Positional indexing and other data-cleaning features

Compare
Choose a tag to compare
@johnkerl johnkerl released this 01 Sep 03:03

Features:

  • The new positional-indexing feature resolves #236 from @aborruso. You can now get the name of the 3rd field of each record via $[[3]], and its value by $[[[3]]]. These are both usable on either the left-hand or right-hand side of assignment statements, so you can more easily do things like renaming fields progrmatically within the DSL.

  • There is a new capitalize DSL function, complementing the already-existing toupper. This stems from #236.

  • There is a new skip-trivial-records verb, resolving #197. Similarly, there is a new remove-empty-columns verb, resolving #206. Both are useful for data-cleaning use-cases.

  • Another pair is #181 and #256. While Miller uses mmap internally (and invisibily) to get approximately a 20% performance boost over not using it, this can cause out-of-memory issues with reading either large files, or too many small ones. Now, Miller automatically avoids mmap in these cases. You can still use --mmap or --no-mmap if you want manual control of this.

  • There is a new --ivar option for the nest verb which complements the already-existing --evar. This is from #260 thanks to @jgreely.

  • There is a new keystroke-saving urandrange DSL function: urandrange(low, high) is the same as low + (high - low) * urand(). This arose from #243.

  • There is a new -v option for the cat verb which writes a low-level record-structure dump to standard error.

  • There is a new -N option for mlr which is a keystroke-saver for --implicit-csv-header --headerless-csv-output.

Documentation:

Bugfixes:

  • There was a SEGV using nest within then-chains, fixed in response to #220.

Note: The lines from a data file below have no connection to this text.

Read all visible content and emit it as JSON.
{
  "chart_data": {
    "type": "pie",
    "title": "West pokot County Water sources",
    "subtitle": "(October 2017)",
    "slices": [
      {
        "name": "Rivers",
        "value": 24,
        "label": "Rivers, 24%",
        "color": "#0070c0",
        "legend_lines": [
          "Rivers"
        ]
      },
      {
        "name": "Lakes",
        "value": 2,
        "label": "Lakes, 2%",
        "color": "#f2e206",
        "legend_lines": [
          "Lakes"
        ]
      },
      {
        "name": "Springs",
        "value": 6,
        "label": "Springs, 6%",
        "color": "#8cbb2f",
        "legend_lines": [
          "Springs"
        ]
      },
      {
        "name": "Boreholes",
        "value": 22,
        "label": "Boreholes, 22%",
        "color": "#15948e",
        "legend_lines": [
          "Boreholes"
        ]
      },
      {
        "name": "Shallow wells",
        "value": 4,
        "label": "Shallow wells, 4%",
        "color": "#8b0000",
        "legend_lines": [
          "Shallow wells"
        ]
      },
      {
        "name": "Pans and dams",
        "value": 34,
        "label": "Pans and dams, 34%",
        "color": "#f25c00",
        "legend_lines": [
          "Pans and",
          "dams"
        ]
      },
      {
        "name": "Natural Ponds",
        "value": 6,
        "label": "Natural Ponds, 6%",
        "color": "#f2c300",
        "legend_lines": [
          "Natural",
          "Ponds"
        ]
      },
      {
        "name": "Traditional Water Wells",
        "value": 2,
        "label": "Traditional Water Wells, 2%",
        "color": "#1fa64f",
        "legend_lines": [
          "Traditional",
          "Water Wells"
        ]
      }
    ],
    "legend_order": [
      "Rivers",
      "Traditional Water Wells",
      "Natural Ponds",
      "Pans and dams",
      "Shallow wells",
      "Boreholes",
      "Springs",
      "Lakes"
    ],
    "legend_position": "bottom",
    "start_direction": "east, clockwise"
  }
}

  • Quotes and backslashes weren't being escaped in JSON output with --jvquoteall; reported on #222.

An extra thank-you:

I've never code-named releases but if I were to code-name 5.5.0 I would call it "aborruso". Andrea has contributed many fantastic feature requests, as well as driving a huge volume of Miller-related discussions in StackExchange (#212). Mille grazie al mio amico @aborruso!